Juliana, from her early
youth, had a great veneration for the Blessed Sacrament, and
always longed for a special feast in its honour. This desire is
said to have been increased by a vision of the Church under the appearance
of the full moon having one dark spot, which signified the absence of such a solemnity. She made known
her ideas to Robert de Thorete, then Bishop of Liège, to the learned Dominican Hugh, later cardinal legate in the Netherlands, and to Jacques Pantaléon, at that
time Archdeacon of Liège, afterwards Bishop of Verdun, Patriarch of Jerusalem, and finally Pope Urban IV. Bishop
Robert was favourably impressed, and, since bishops as yet had the right of ordering feasts for their dioceses, he called a synod in 1246 and ordered the celebration to
be held in the following year, also, that a monk named John should write the Office for the occasion. The decree is preserved in Binterim (Denkwürdigkeiten, V, 1, 276),
together with parts of the Office.
Bishop Robert did not live to see
the execution of his order, for he died 16 October, 1246; but the feast was celebrated for the first time by
the canons of St. Martin at Liège. Jacques Pantaléon became pope 29 August, 1261. The recluse Eve, with whom Juliana had spent some time, and who was also
a fervent adorer of the Holy Eucharist, now urged
Henry of Guelders, Bishop of Liège, to request the pope to extend the celebration to the
entire world. Urban IV, always an
admirer of the feast,
published the Bull "Transiturus" (8 September,
1264), in which, after having extolled the love of Our Saviour as expressed in the Holy Eucharist, he ordered
the annual celebration of Corpus
Christi in the Thursday next after Trinity Sunday, at the
same time granting many indulgences to the faithful for the attendance at Mass and
at the Office. This Office, composed at the request of the pope by the Angelic Doctor St. Thomas Aquinas,
is one of the most beautiful in the Roman Breviary and has been admired even by Protestants.

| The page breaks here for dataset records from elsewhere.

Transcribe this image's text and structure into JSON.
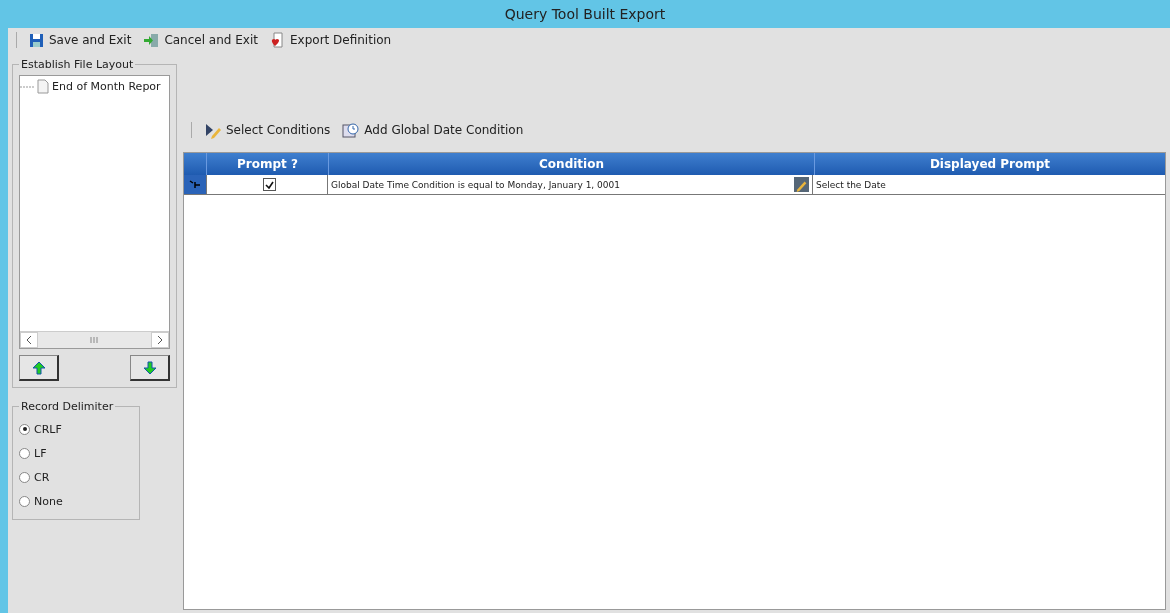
{
  "window": {
    "title": "Query Tool Built Export"
  },
  "toolbar": [
    {
      "kind": "save",
      "label": "Save and Exit"
    },
    {
      "kind": "cancel",
      "label": "Cancel and Exit"
    },
    {
      "kind": "export",
      "label": "Export Definition"
    }
  ],
  "file_layout": {
    "title": "Establish File Layout",
    "items": [
      {
        "label": "End of Month Repor"
      }
    ]
  },
  "record_delimiter": {
    "title": "Record Delimiter",
    "options": [
      {
        "label": "CRLF",
        "selected": true
      },
      {
        "label": "LF",
        "selected": false
      },
      {
        "label": "CR",
        "selected": false
      },
      {
        "label": "None",
        "selected": false
      }
    ]
  },
  "conditions_toolbar": [
    {
      "kind": "select",
      "label": "Select Conditions"
    },
    {
      "kind": "date",
      "label": "Add Global Date Condition"
    }
  ],
  "table": {
    "columns": [
      "Prompt ?",
      "Condition",
      "Displayed Prompt"
    ],
    "rows": [
      {
        "prompt": true,
        "condition": "Global Date Time Condition is equal to Monday, January 1, 0001",
        "displayed_prompt": "Select the Date",
        "current": true
      }
    ]
  }
}
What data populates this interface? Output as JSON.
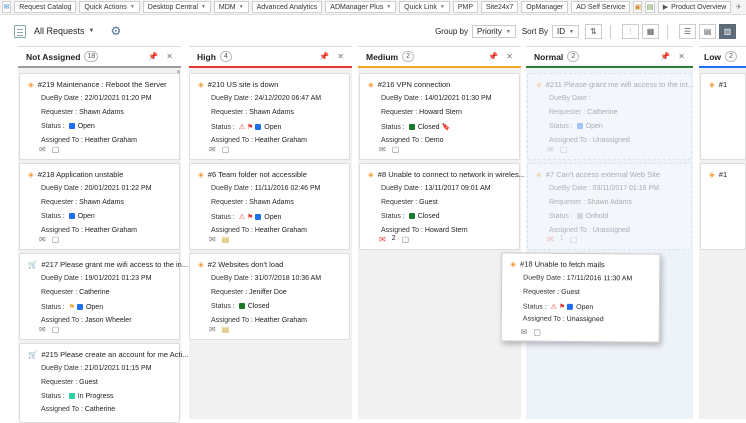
{
  "topbar": {
    "items": [
      "Request Catalog",
      "Quick Actions",
      "Desktop Central",
      "MDM",
      "Advanced Analytics",
      "ADManager Plus",
      "Quick Link",
      "PMP",
      "Site24x7",
      "OpManager",
      "AD Self Service"
    ],
    "product_overview": "Product Overview"
  },
  "toolbar": {
    "filter": "All Requests",
    "group_by_label": "Group by",
    "group_by_value": "Priority",
    "sort_by_label": "Sort By",
    "sort_by_value": "ID"
  },
  "columns": {
    "not_assigned": {
      "title": "Not Assigned",
      "count": "18"
    },
    "high": {
      "title": "High",
      "count": "4"
    },
    "medium": {
      "title": "Medium",
      "count": "2"
    },
    "normal": {
      "title": "Normal",
      "count": "2"
    },
    "low": {
      "title": "Low",
      "count": "2"
    }
  },
  "labels": {
    "due": "DueBy Date : ",
    "requester": "Requester : ",
    "status": "Status : ",
    "assigned": "Assigned To : "
  },
  "cards": {
    "c219": {
      "title": "#219 Maintenance : Reboot the Server",
      "due": "22/01/2021 01:20 PM",
      "requester": "Shawn Adams",
      "status": "Open",
      "assigned": "Heather Graham"
    },
    "c218": {
      "title": "#218 Application unstable",
      "due": "20/01/2021 01:22 PM",
      "requester": "Shawn Adams",
      "status": "Open",
      "assigned": "Heather Graham"
    },
    "c217": {
      "title": "#217 Please grant me wifi access to the in...",
      "due": "19/01/2021 01:23 PM",
      "requester": "Catherine",
      "status": "Open",
      "assigned": "Jason Wheeler"
    },
    "c215": {
      "title": "#215 Please create an account for me Acti...",
      "due": "21/01/2021 01:15 PM",
      "requester": "Guest",
      "status": "In Progress",
      "assigned": "Catherine"
    },
    "c210": {
      "title": "#210 US site is down",
      "due": "24/12/2020 06:47 AM",
      "requester": "Shawn Adams",
      "status": "Open",
      "assigned": "Heather Graham"
    },
    "c6": {
      "title": "#6 Team folder not accessible",
      "due": "11/11/2016 02:46 PM",
      "requester": "Shawn Adams",
      "status": "Open",
      "assigned": "Heather Graham"
    },
    "c2": {
      "title": "#2 Websites don't load",
      "due": "31/07/2018 10:36 AM",
      "requester": "Jeniffer Doe",
      "status": "Closed",
      "assigned": "Heather Graham"
    },
    "c216": {
      "title": "#216 VPN connection",
      "due": "14/01/2021 01:30 PM",
      "requester": "Howard Stern",
      "status": "Closed",
      "assigned": "Demo"
    },
    "c8": {
      "title": "#8 Unable to connect to network in wireles...",
      "due": "13/11/2017 09:01 AM",
      "requester": "Guest",
      "status": "Closed",
      "assigned": "Howard Stern",
      "mail_count": "2"
    },
    "c211": {
      "title": "#211 Please grant me wifi access to the int...",
      "due": "",
      "requester": "Catherine",
      "status": "Open",
      "assigned": "Unassigned"
    },
    "c7": {
      "title": "#7 Can't access external Web Site",
      "due": "03/11/2017 01:16 PM",
      "requester": "Shawn Adams",
      "status": "Onhold",
      "assigned": "Unassigned",
      "mail_count": "1"
    },
    "c18": {
      "title": "#18 Unable to fetch mails",
      "due": "17/11/2016 11:30 AM",
      "requester": "Guest",
      "status": "Open",
      "assigned": "Unassigned"
    },
    "low1": {
      "title": "#1"
    },
    "low2": {
      "title": "#1"
    }
  },
  "colors": {
    "open": "#1e6ff2",
    "closed": "#1b7a2a",
    "in_progress": "#2fd0a8",
    "onhold": "#9aa5b5",
    "accent": "#4b6f93"
  }
}
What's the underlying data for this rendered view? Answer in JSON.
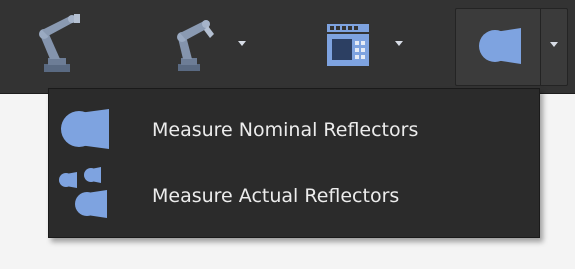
{
  "toolbar": {
    "buttons": [
      {
        "icon": "robot-arm-icon",
        "has_dropdown": false
      },
      {
        "icon": "robot-arm-icon",
        "has_dropdown": true
      },
      {
        "icon": "controller-panel-icon",
        "has_dropdown": true
      },
      {
        "icon": "measure-reflector-icon",
        "has_dropdown": true,
        "selected": true
      }
    ]
  },
  "dropdown": {
    "items": [
      {
        "icon": "measure-nominal-reflectors-icon",
        "label": "Measure Nominal Reflectors"
      },
      {
        "icon": "measure-actual-reflectors-icon",
        "label": "Measure Actual Reflectors"
      }
    ]
  },
  "colors": {
    "toolbar_bg": "#333333",
    "menu_bg": "#2b2b2b",
    "icon_blue": "#7ea3e0",
    "icon_slate": "#5a6a82",
    "text": "#ececec",
    "content_bg": "#f4f4f4"
  }
}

The death of Pope Urban IV (2 October, 1264), shortly after the
publication of the decree, somewhat impeded
the spread of the festival. Clement V again took the matter in hand and, at
the General Council of Vienne (1311), once more ordered the adoption
of the feast. He published a new decree which embodied that
of Urban IV. John XXII, successor of Clement V, urged its
observance.
Neither decree speaks of the theophoric procession as a feature of the celebration. This procession, already held
in some places, was endowed with indulgences by Popes Martin V and Eugene IV.
The feast had been accepted in 1306 at Cologne; Worms adopted it
in 1315; Strasburg in 1316. In England it was introduced from Belgium between 1320 and 1325. In the United States and some other countries the solemnity is held on the Sunday after Trinity.
In the Greek Church the feast of Corpus
Christi is known in the calendars of the Syrians, Armenians, Copts, Melchites, and the Ruthenians of Galicia, Calabria, and Sicily.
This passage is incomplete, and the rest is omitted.